Как всякий офицер невысокого полёта, я традиционно не люблю штабных.
— Мы там! В окопах…! Кормим вшей, бьём врагов, защищаем Родину…! А они! В тепле! Только и умеют, что бумажки перекладывать да бабёнок щупать…
Без человека, который умел бы грамотно «перекладывать бумажки» — мы бы то кубло на Сатисе не вычистили бы. Или вычистили бы — я, всё-таки, ДДДД. Но крови нахлебались бы.
Штабисты — нужны. Пора уменьшать партизанщину, усиливать регулярщину. Потому что усложняются задачи, увеличивается размер используемых формирований. А, к примеру, войсковые разведчики из тяжёлых копейщиков Салмана… никакие.
Разведка, картография, медицина, материально-техническое, учёт личного состава и поголовья…
Пока отряд маленький — это всё забота командира. Но уже на уровне сотни бойцов… и задача стала географически обширнее.
Буду точен: есть и ещё «смягчающее». Ввязываясь в эту историю, я «видел» только Пичай-городок, только Тешу. Предполагал, из-за отсутствия иной информации, что заговор — локальный. Но эрзя населяют сейчас значительно большую территорию, от Оки до Суры.
Я об этом не подумал. А человека, который бы перебрал все возможные варианты, хотя бы — назвал их, включая «всенародное» восстание, у меня нет.
Нужна специализация. Подобно тому как в эту эпоху рассыпают рыцарские «копья» на Западе, выделяя «рода войск»: пехота/конница, копейщики/лучники, сводимые в отдельные однородные отряды, так и мне необходимо к уже специализированным по оружию/функциям бойцам добавлять обеспечивающие и вспомогательные подразделения. Нестроевые.
Очень не хочется: кормить-то всех надо. Нельзя допустить аналога рыцарского отряда. Где полноценным бойцом считается один-два, а душ — 10-15-50… Даже «посошная рать» времён Ивана Грозного — много, тяжело, разорительно.
В эту эпоху, пожалуй, самое аскетическое «штатное расписание» — у тамплиеров.

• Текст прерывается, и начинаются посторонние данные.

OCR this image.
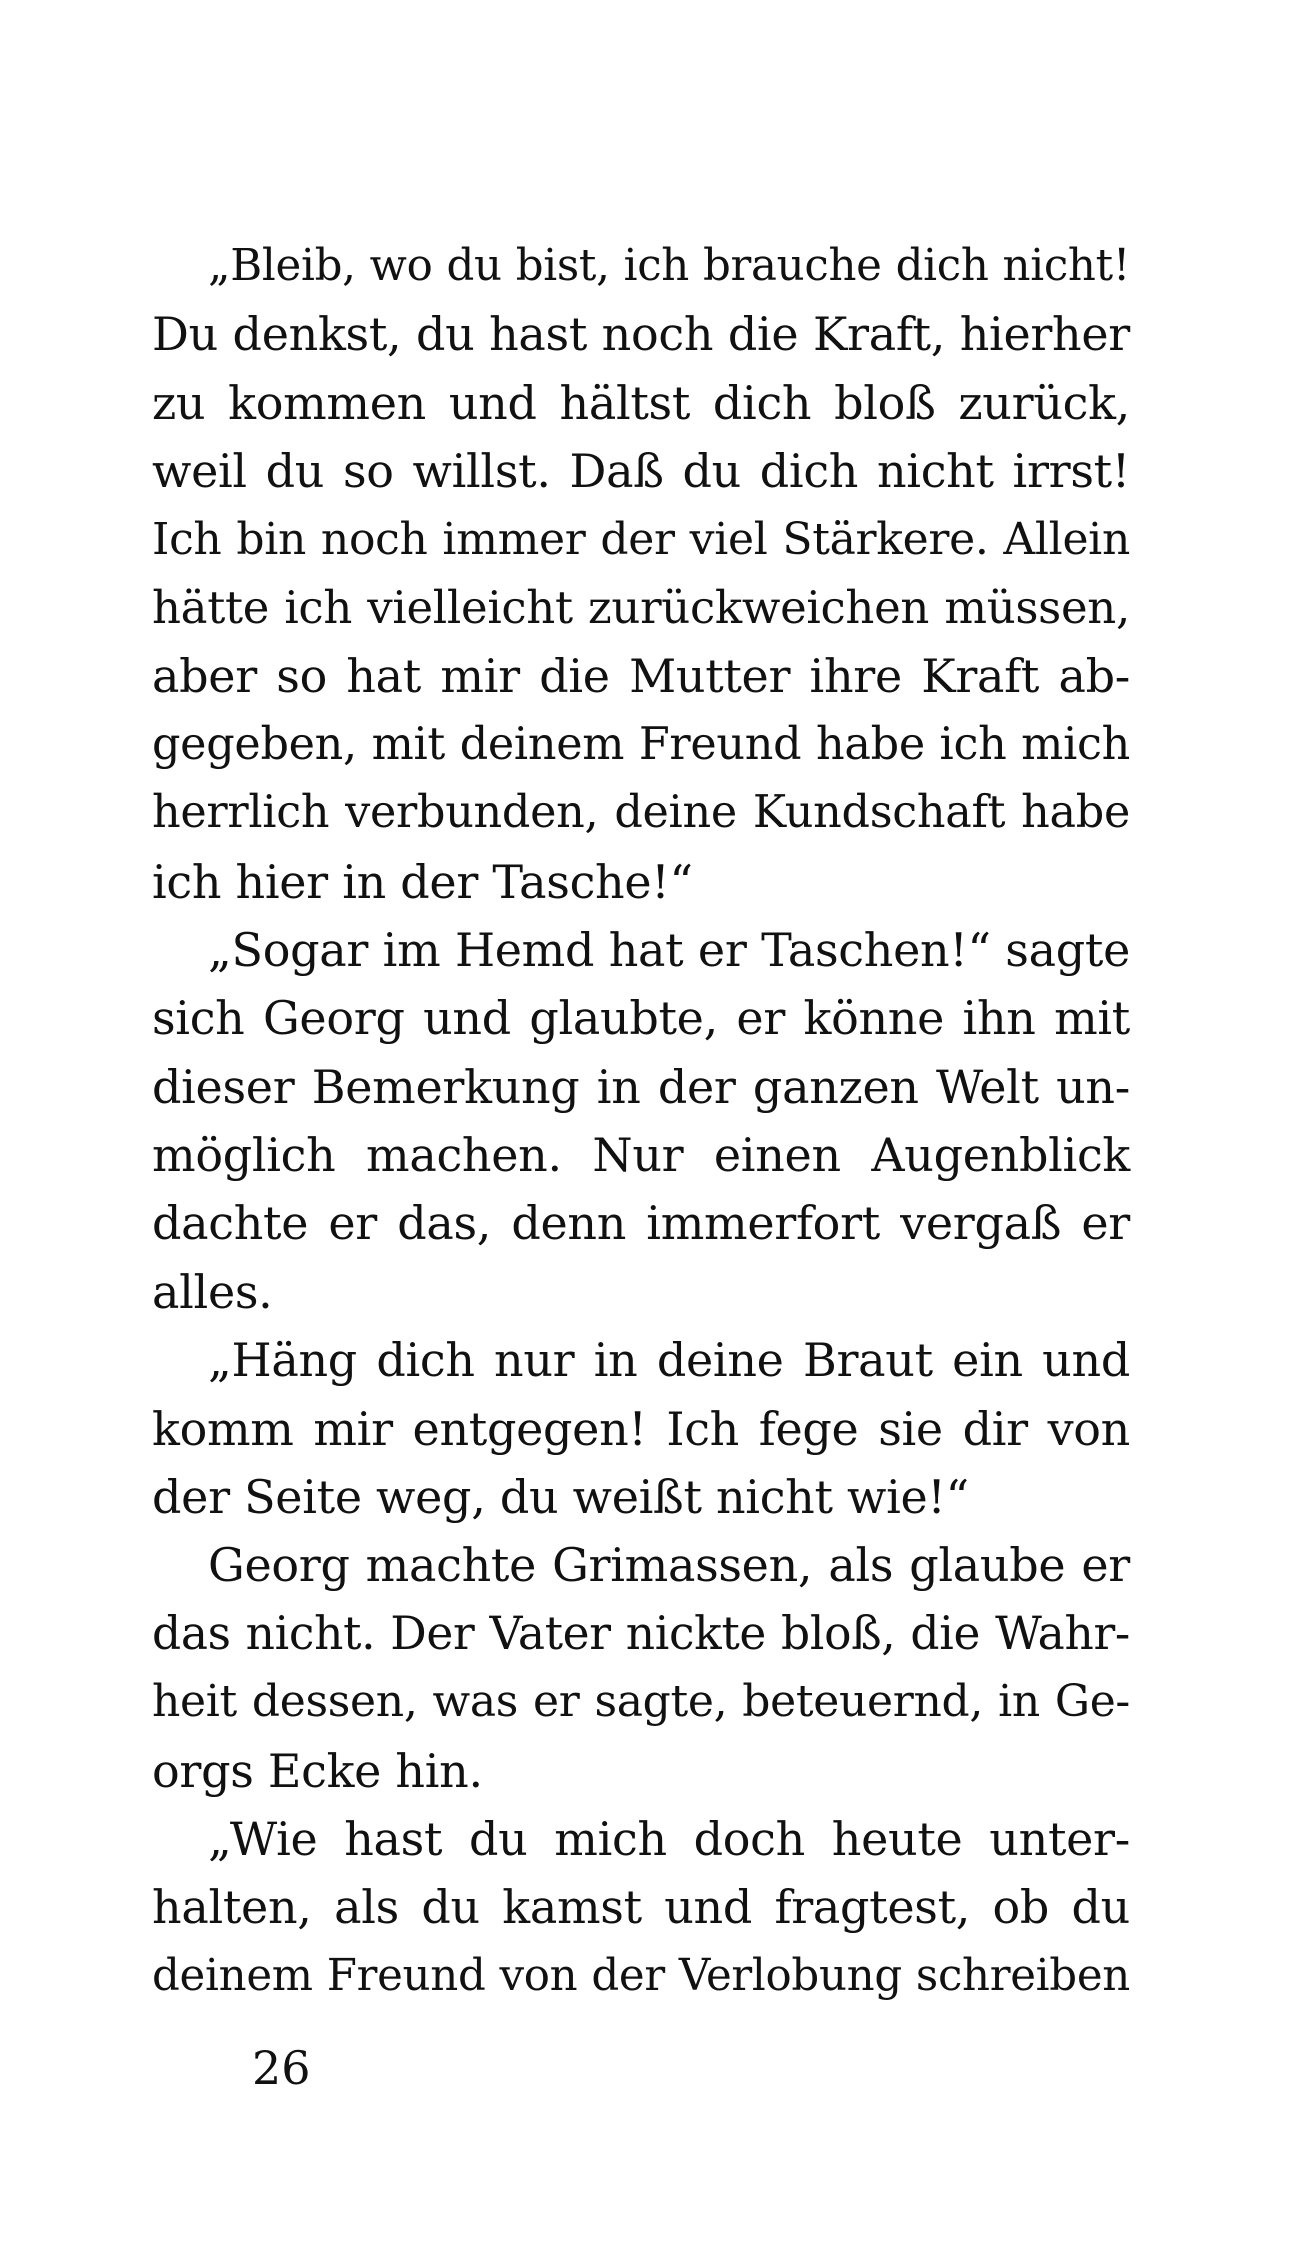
„Bleib, wo du bist, ich brauche dich nicht!
Du denkst, du hast noch die Kraft, hierher
zu kommen und hältst dich bloß zurück,
weil du so willst. Daß du dich nicht irrst!
Ich bin noch immer der viel Stärkere. Allein
hätte ich vielleicht zurückweichen müssen,
aber so hat mir die Mutter ihre Kraft ab-
gegeben, mit deinem Freund habe ich mich
herrlich verbunden, deine Kundschaft habe
ich hier in der Tasche!“
„Sogar im Hemd hat er Taschen!“ sagte
sich Georg und glaubte, er könne ihn mit
dieser Bemerkung in der ganzen Welt un-
möglich machen. Nur einen Augenblick
dachte er das, denn immerfort vergaß er
alles.
„Häng dich nur in deine Braut ein und
komm mir entgegen! Ich fege sie dir von
der Seite weg, du weißt nicht wie!“
Georg machte Grimassen, als glaube er
das nicht. Der Vater nickte bloß, die Wahr-
heit dessen, was er sagte, beteuernd, in Ge-
orgs Ecke hin.
„Wie hast du mich doch heute unter-
halten, als du kamst und fragtest, ob du
deinem Freund von der Verlobung schreiben
26
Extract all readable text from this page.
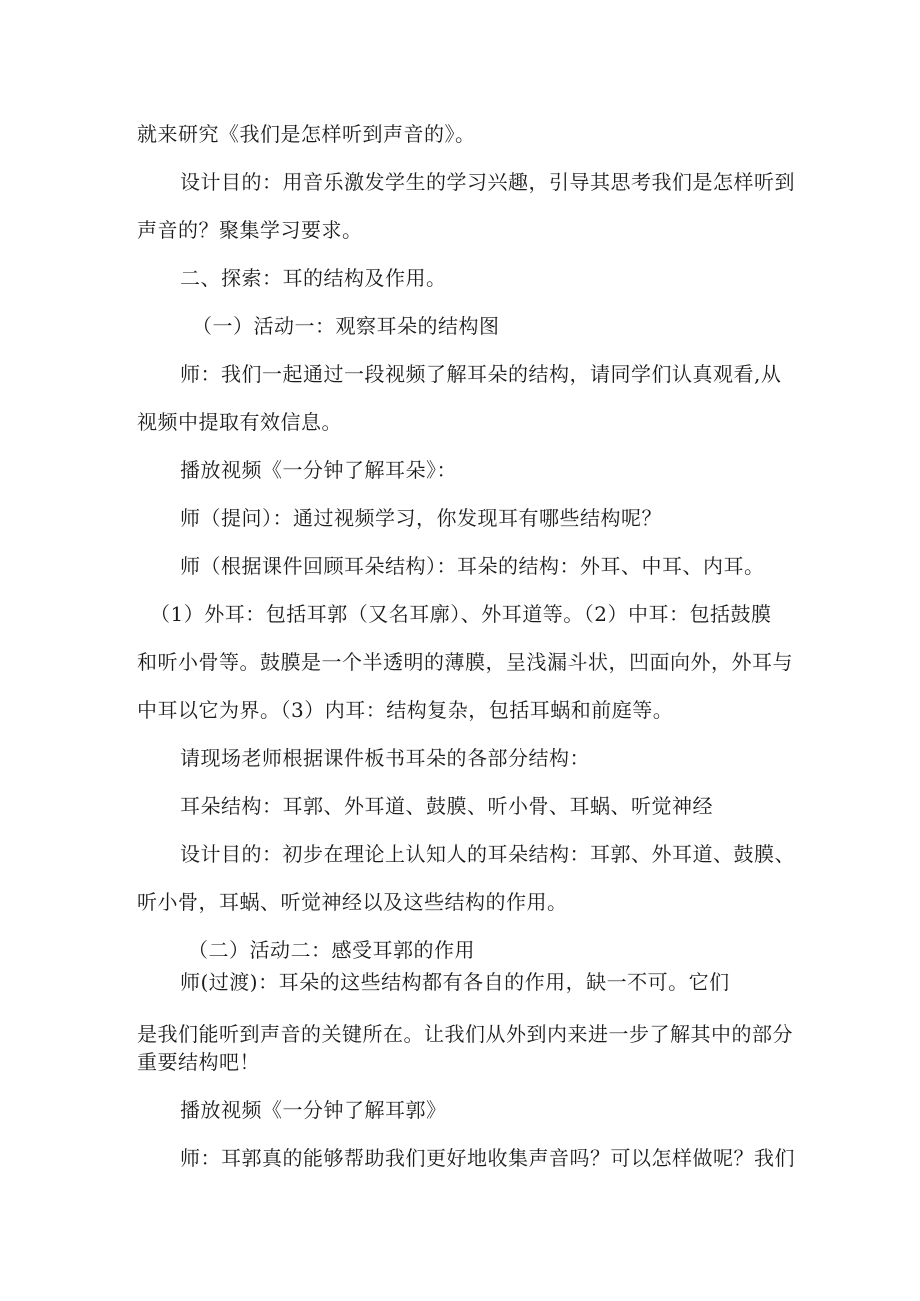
就来研究《我们是怎样听到声音的》。
设计目的：用音乐激发学生的学习兴趣，引导其思考我们是怎样听到
声音的？聚集学习要求。
二、探索：耳的结构及作用。
（一）活动一：观察耳朵的结构图
师：我们一起通过一段视频了解耳朵的结构，请同学们认真观看,从
视频中提取有效信息。
播放视频《一分钟了解耳朵》：
师（提问）：通过视频学习，你发现耳有哪些结构呢？
师（根据课件回顾耳朵结构）：耳朵的结构：外耳、中耳、内耳。
（1）外耳：包括耳郭（又名耳廓）、外耳道等。（2）中耳：包括鼓膜
和听小骨等。鼓膜是一个半透明的薄膜，呈浅漏斗状，凹面向外，外耳与
中耳以它为界。（3）内耳：结构复杂，包括耳蜗和前庭等。
请现场老师根据课件板书耳朵的各部分结构：
耳朵结构：耳郭、外耳道、鼓膜、听小骨、耳蜗、听觉神经
设计目的：初步在理论上认知人的耳朵结构：耳郭、外耳道、鼓膜、
听小骨，耳蜗、听觉神经以及这些结构的作用。
（二）活动二：感受耳郭的作用
师(过渡)：耳朵的这些结构都有各自的作用，缺一不可。它们
是我们能听到声音的关键所在。让我们从外到内来进一步了解其中的部分
重要结构吧！
播放视频《一分钟了解耳郭》
师：耳郭真的能够帮助我们更好地收集声音吗？可以怎样做呢？我们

Рыцарь, слуга, три коня. Четвёртая лошадь — только по личному разрешению магистра. На марше слуга с вьючной лошадью идёт впереди.
Забавно: минных полей ещё нет. Но братья-рыцари хотят, чтобы слуги были «постоянно на глазах».
Для моих формирований даже тамплиеровские структуры — избыточны. Но кое-что нестроевое, специализированное… — уже необходимо.
Крик души: «Менеджменту бы мне! И — побольше!». А то — всё геройничаю. Вот, сам напрягся и про миног вспомнил… Позорище! «Размер имеет значение» — система стала больше моей «свалки». «Не лизе».
Как-то я у своих коллег-попандопул про такую… «мемориальную импотенцию», в смысле: всего не упомнишь — не встречал.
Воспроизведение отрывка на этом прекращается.